Hot Reads: A Brief Discussion of Bold Predictions
Photo Credit: Eric Francis

Hot Reads: A Brief Discussion of Bold Predictions

May 14, 2019

Let's do a quick experiment. Rank the Big Ten West teams based on how bold you think people would find it if you picked that team to win the division in 2019. Here's my ranking.

Illinois – extra-most bold
Purdue – surprisingly bold this year for a team with a $5 million coach
Minnesota – absolute bold
Northwestern – eternally bold, but maybe it shouldn't be?
Iowa – you're out of bold territory now
Nebraska – not that bold
Wisconsin – based on recent reputation, not at all bold

Boldness, of course, is entirely subjective. In most cases, when you read it in a headline it's meant to grab your attention––we've done "bold predictions" threads before here––but the people making this list also don't like being wrong. So you typically end up with a list of the least-bold predictions that have a decent chance of being correct. They're never the most-likely outcome, but never the least either.
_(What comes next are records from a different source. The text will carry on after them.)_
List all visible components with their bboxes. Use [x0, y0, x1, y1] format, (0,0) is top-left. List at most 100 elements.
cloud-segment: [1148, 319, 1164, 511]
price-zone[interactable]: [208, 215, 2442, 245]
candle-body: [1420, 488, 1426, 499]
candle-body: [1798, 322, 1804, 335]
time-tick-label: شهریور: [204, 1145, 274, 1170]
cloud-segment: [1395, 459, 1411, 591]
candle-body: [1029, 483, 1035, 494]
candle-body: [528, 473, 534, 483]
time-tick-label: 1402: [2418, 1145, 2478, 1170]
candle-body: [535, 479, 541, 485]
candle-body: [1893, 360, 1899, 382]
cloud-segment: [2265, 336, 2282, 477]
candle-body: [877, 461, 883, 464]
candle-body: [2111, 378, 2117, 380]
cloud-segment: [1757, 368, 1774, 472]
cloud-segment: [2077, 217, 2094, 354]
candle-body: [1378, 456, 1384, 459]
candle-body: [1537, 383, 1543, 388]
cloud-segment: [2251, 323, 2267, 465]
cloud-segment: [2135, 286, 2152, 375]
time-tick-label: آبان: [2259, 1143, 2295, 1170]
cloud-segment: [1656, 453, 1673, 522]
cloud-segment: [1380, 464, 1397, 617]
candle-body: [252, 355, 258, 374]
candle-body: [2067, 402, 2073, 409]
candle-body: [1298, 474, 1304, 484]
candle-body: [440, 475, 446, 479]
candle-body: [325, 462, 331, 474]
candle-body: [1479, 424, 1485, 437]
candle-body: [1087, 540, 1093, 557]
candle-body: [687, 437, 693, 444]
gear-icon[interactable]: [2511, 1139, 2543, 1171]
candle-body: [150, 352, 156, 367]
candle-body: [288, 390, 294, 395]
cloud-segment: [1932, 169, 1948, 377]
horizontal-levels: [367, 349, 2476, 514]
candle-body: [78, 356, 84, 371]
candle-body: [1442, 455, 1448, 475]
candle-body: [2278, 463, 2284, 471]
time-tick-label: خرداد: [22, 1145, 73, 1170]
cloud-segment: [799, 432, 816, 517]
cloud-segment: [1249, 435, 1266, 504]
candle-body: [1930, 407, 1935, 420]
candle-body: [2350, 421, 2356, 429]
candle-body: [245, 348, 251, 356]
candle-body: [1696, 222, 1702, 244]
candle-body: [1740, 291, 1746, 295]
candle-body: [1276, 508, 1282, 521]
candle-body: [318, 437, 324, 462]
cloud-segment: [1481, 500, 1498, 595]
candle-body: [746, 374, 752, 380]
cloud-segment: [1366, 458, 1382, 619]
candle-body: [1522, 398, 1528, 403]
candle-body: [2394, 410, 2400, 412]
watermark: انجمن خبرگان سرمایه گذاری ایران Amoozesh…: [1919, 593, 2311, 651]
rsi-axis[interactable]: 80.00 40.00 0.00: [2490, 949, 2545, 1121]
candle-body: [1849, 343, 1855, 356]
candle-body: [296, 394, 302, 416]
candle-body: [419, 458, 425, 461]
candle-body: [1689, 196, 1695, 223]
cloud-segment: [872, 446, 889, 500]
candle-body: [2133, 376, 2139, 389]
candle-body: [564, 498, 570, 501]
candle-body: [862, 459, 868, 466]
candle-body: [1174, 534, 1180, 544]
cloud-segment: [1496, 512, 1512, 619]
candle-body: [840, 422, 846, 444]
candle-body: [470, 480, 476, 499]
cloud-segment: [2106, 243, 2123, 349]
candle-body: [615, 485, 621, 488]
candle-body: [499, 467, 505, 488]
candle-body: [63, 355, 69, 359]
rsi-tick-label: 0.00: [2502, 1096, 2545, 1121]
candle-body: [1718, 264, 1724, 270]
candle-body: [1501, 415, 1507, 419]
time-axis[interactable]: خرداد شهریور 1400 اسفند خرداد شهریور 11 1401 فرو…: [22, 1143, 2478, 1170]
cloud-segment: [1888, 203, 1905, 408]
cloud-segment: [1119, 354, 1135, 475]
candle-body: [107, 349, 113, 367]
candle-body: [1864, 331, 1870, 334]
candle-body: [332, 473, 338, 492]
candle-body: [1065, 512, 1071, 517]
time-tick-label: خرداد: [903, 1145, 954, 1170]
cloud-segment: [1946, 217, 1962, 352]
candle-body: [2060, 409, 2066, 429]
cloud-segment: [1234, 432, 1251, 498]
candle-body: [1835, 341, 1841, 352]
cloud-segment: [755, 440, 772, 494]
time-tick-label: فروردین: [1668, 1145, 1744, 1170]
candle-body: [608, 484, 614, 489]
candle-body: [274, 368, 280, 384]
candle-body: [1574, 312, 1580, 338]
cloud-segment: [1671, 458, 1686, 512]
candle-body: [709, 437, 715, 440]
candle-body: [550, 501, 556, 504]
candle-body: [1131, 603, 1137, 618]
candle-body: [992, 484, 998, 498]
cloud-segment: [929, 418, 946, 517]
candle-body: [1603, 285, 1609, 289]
At least that was my immediate line of thinking after seeing Nebraska show up on this list of "10 bold predictions for college football season" by Brad Crawford of 247 sports. Here's the Huskers' prediction:

Perhaps the boldest prediction on the list, could the Huskers really turn the tables on a 4-8 season with a Big Ten Championship appearance? It would take a Herculean effort from sophomore quarterback Adrian Martinez, but more importantly, better-than-expected play out of a defense facing questions entering the season. But there's two factors that weigh heavily on Nebraska's chances — the Huskers don't play in the black-and-blue division and face one of those rare schedules conducive to success. Scott Frost's team won't play a single Top 25 opponent on the road and their two toughest games — Ohio State and Wisconsin — come in ideal spots. They'll play the Buckeyes with budding confidence at 4-0 and battle the Badgers following an open week in November. Northwestern won this division last season and I expect it to be wide open once again.

For maximum boldness here, you have to take the Huskers' 4-8 pretty literally. And, yes, there is a school of thought that a record should only be taken literally. A team is what it is. On-paper wins don't get printed in the paper. All that.
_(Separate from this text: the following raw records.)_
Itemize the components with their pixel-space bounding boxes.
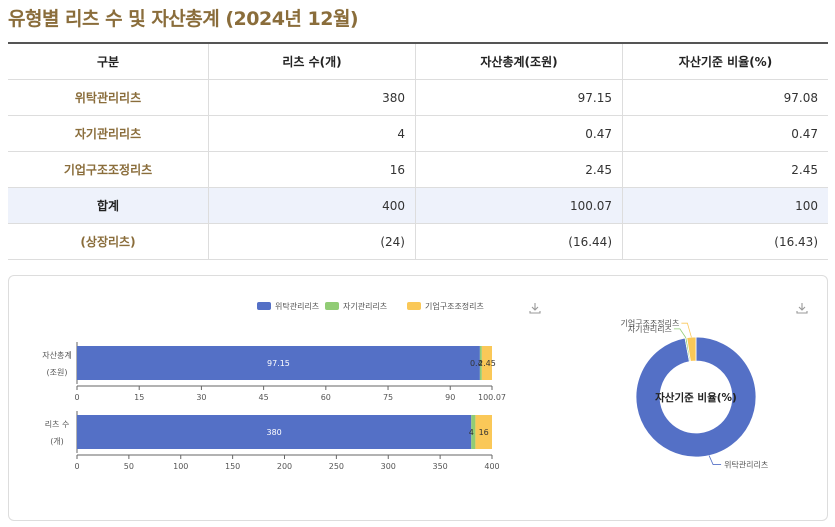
ratio-cell: 0.47: [622, 115, 828, 152]
legend-swatch: [257, 302, 271, 310]
column-header: 자산기준 비율(%): [622, 42, 828, 80]
x-tick-label: 60: [321, 393, 331, 402]
x-tick-label: 250: [329, 462, 344, 471]
column-header: 자산총계(조원): [415, 42, 623, 80]
bar-category-label: (조원): [47, 368, 68, 377]
x-tick-label: 75: [383, 393, 393, 402]
ratio-cell: 2.45: [622, 151, 828, 188]
column-header: 리츠 수(개): [208, 42, 416, 80]
x-tick-label: 30: [196, 393, 206, 402]
data-label: 97.15: [267, 359, 290, 368]
x-tick-label: 50: [124, 462, 134, 471]
data-label: 0.47: [470, 359, 488, 368]
ratio-cell: (16.43): [622, 223, 828, 260]
x-tick-label: 15: [134, 393, 144, 402]
count-cell: (24): [208, 223, 416, 260]
chart-panel: 위탁관리리츠 자기관리리츠 기업구조조정리츠 자산총계 (조원) 97.15 0.47 2.4…: [8, 275, 828, 521]
assets-cell: 0.47: [415, 115, 623, 152]
row-label: 합계: [8, 187, 209, 224]
page-title: 유형별 리츠 수 및 자산총계 (2024년 12월): [8, 8, 359, 30]
legend-label: 기업구조조정리츠: [425, 301, 484, 311]
data-label: 16: [479, 428, 489, 437]
bar-category-label: 리츠 수: [45, 420, 70, 429]
legend-swatch: [407, 302, 421, 310]
row-label: 기업구조조정리츠: [8, 151, 209, 188]
leader-line: [673, 328, 687, 339]
x-tick-label: 400: [484, 462, 499, 471]
x-tick-label: 0: [74, 462, 79, 471]
x-tick-label: 300: [381, 462, 396, 471]
row-label: 자기관리리츠: [8, 115, 209, 152]
ratio-cell: 97.08: [622, 79, 828, 116]
leader-line: [681, 322, 692, 338]
column-header: 구분: [8, 42, 209, 80]
legend-label: 위탁관리리츠: [275, 301, 319, 311]
x-tick-label: 200: [277, 462, 292, 471]
leader-line: [708, 455, 722, 465]
data-label: 380: [266, 428, 281, 437]
pie-center-title: 자산기준 비율(%): [655, 391, 737, 404]
x-tick-label: 100.07: [478, 393, 506, 402]
data-label: 4: [469, 428, 474, 437]
x-tick-label: 0: [74, 393, 79, 402]
bar-category-label: 자산총계: [42, 350, 71, 360]
bar-category-label: (개): [50, 436, 64, 446]
assets-cell: (16.44): [415, 223, 623, 260]
table-row: 자기관리리츠 4 0.47 0.47: [8, 115, 828, 152]
x-tick-label: 90: [445, 393, 455, 402]
table-row-total: 합계 400 100.07 100: [8, 187, 828, 224]
row-label: 위탁관리리츠: [8, 79, 209, 116]
assets-cell: 97.15: [415, 79, 623, 116]
x-tick-label: 350: [432, 462, 447, 471]
reits-table: 구분 리츠 수(개) 자산총계(조원) 자산기준 비율(%) 위탁관리리츠 38…: [8, 42, 828, 260]
table-header-row: 구분 리츠 수(개) 자산총계(조원) 자산기준 비율(%): [8, 42, 828, 80]
bar-segment: [77, 415, 472, 449]
count-cell: 16: [208, 151, 416, 188]
bar-segment: [77, 346, 480, 380]
table-row: 기업구조조정리츠 16 2.45 2.45: [8, 151, 828, 188]
pie-slice-label: 자기관리리츠: [628, 324, 672, 334]
bar-segment: [479, 346, 482, 380]
table-row-listed: (상장리츠) (24) (16.44) (16.43): [8, 223, 828, 260]
x-tick-label: 100: [173, 462, 188, 471]
bar-segment: [475, 415, 492, 449]
assets-cell: 2.45: [415, 151, 623, 188]
count-cell: 400: [208, 187, 416, 224]
pie-slice: [686, 336, 697, 362]
row-label: (상장리츠): [8, 223, 209, 260]
pie-slice-label: 위탁관리리츠: [724, 460, 768, 470]
count-cell: 4: [208, 115, 416, 152]
bar-segment: [471, 415, 476, 449]
x-tick-label: 150: [225, 462, 240, 471]
table-row: 위탁관리리츠 380 97.15 97.08: [8, 79, 828, 116]
legend-swatch: [325, 302, 339, 310]
count-cell: 380: [208, 79, 416, 116]
pie-slice: [635, 336, 757, 458]
ratio-cell: 100: [622, 187, 828, 224]
assets-cell: 100.07: [415, 187, 623, 224]
pie-slice-label: 기업구조조정리츠: [620, 318, 679, 328]
data-label: 2.45: [478, 359, 496, 368]
download-icon: [529, 303, 541, 314]
bar-segment: [481, 346, 492, 380]
x-tick-label: 45: [259, 393, 269, 402]
legend-label: 자기관리리츠: [343, 301, 387, 311]
download-icon: [796, 303, 808, 314]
But that line of thinking is pretty limiting when it comes to making projections. If a team was about two games better or worse than its actual record––and there are about a dozen of those teams each season––using the actual record is 1) not the most accurate view, and/or 2) simply a device to conjure a little boldness.

All of which is to say that, as noted above, I don't find predicting Nebraska to make it to Indianapolis in 2019 that bold of a prediction. I haven't seen any conference-title odds yet, just national-title odds, but in the latter at last check Nebraska had the shortest odds of any team in the West to win it all. Winning the division is a significantly lower hurdle, but I'd be really surprised if the power rankings inherent in those national-title odds changed drastically at the conference or division level. That's particularly true for teams that play a nine-game conference schedule. The Huskers' schedule appears to be favorable no matter how you cut it and Wisconsin's is difficult.

That’s a big piece of making predictions in May. Nebraska has a lot of questions to answer between now and December, but all the teams in the West do. Get in line. When that happens, perceived schedule strength takes on additional weight. And even that’s not a set-in-stone piece of information.

If you want a good list-leading bold pick in the West, it's probably Minnesota. (Note: That's different than actual boldness.) The Gophers are already the favorite in one set of predictive rankings, and given that those rankings are as accurate anything else (generally a little more accurate, actually) if you limit your view to just that then there's actually a decent chance such a "bold" prediction proves to be correct.

That spun me off on an entire separate line of thinking about the hierarchy of college football––in most years won’t Minnesota almost always be viewed as a bolder pick than Nebraska regardless of actual team strength?––but that's probably a discussion best saved for another day.